7.08.2011

The unimaginative relation of an I and a Me

We are eminently set up to relate. Naturally equipped with the relational tools to engage with different people and different selves in our inner audience. Automagically predisposed to build bridges of mutual agreed meaning. But something is utterly overwhelming in how we relate with ourselves: I is vague and Me is deeply unimaginative. This leads to violent spin in our axis of diversified personal positions. Our different Me's battle with our different views of an I that lives in complete solitude.

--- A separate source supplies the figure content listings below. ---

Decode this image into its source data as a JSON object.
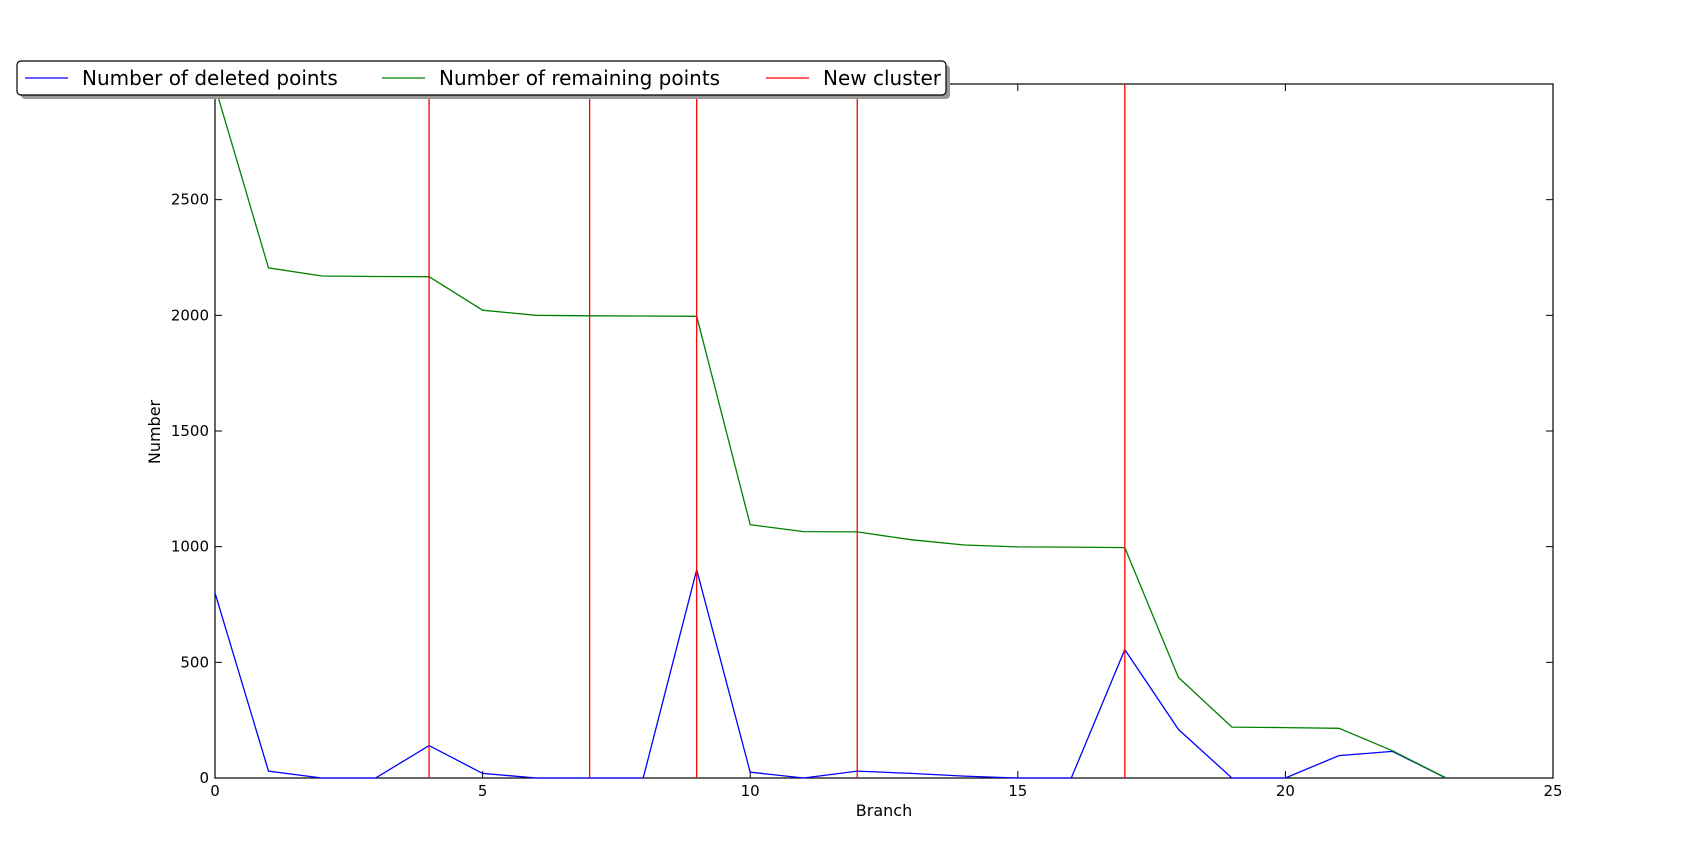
{
  "chart_data": {
    "type": "line",
    "xlabel": "Branch",
    "ylabel": "Number",
    "xlim": [
      0,
      25
    ],
    "ylim": [
      0,
      3000
    ],
    "x_ticks": [
      0,
      5,
      10,
      15,
      20,
      25
    ],
    "y_ticks": [
      0,
      500,
      1000,
      1500,
      2000,
      2500
    ],
    "legend_position": "top-left, above plot",
    "series": [
      {
        "name": "Number of deleted points",
        "color": "#0000ff",
        "x": [
          0,
          1,
          2,
          3,
          4,
          5,
          6,
          7,
          8,
          9,
          10,
          11,
          12,
          13,
          14,
          15,
          16,
          17,
          18,
          19,
          20,
          21,
          22,
          23
        ],
        "y": [
          800,
          30,
          0,
          0,
          140,
          20,
          0,
          0,
          0,
          900,
          25,
          0,
          30,
          20,
          8,
          0,
          0,
          555,
          210,
          0,
          0,
          97,
          115,
          0
        ]
      },
      {
        "name": "Number of remaining points",
        "color": "#008000",
        "x": [
          0,
          1,
          2,
          3,
          4,
          5,
          6,
          7,
          8,
          9,
          10,
          11,
          12,
          13,
          14,
          15,
          16,
          17,
          18,
          19,
          20,
          21,
          22,
          23
        ],
        "y": [
          2990,
          2205,
          2170,
          2168,
          2167,
          2022,
          2000,
          1998,
          1997,
          1996,
          1095,
          1065,
          1064,
          1030,
          1007,
          999,
          998,
          996,
          435,
          220,
          218,
          215,
          118,
          0
        ]
      },
      {
        "name": "New cluster",
        "color": "#ff0000",
        "type": "vline",
        "x": [
          4,
          7,
          9,
          12,
          17
        ]
      }
    ]
  }
}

When you think of yourself you realize that not only you think of yourself but also about all the mixture of different views and meanings of I's and Me's. This eventually creates a spectrum of unintelligible movements towards personal meaning. I is not an I when the Me's are chosen to replace an I. This means that the views of oneself, either by our distinctive personal perspective or by other's perceptions of oneself, are glued in our consideration of personal intelligibility. Full of different and concurrently perspectives of being, one tend to fall in pieces, having no ability to clean what belongs to the I and what doesn't. This is particularly acute with people that have a tremendous difficulty reading the entire scope of their feelings. The complete confusion of space, time and self leads to an undisputed battle ring. One decision comes out as a superlative form of adaptation to chaos, leaving all the polyphony with a lowered volume and significance.

We struggle to make sense of our lives; we battle to make our decisions meaningful; we strive to persist. But we don't fully understand what the I includes and what relations it has. We don't fully understand the origins or justifications of your personal movements of meaning construction because we are constantly redefining our coordinates.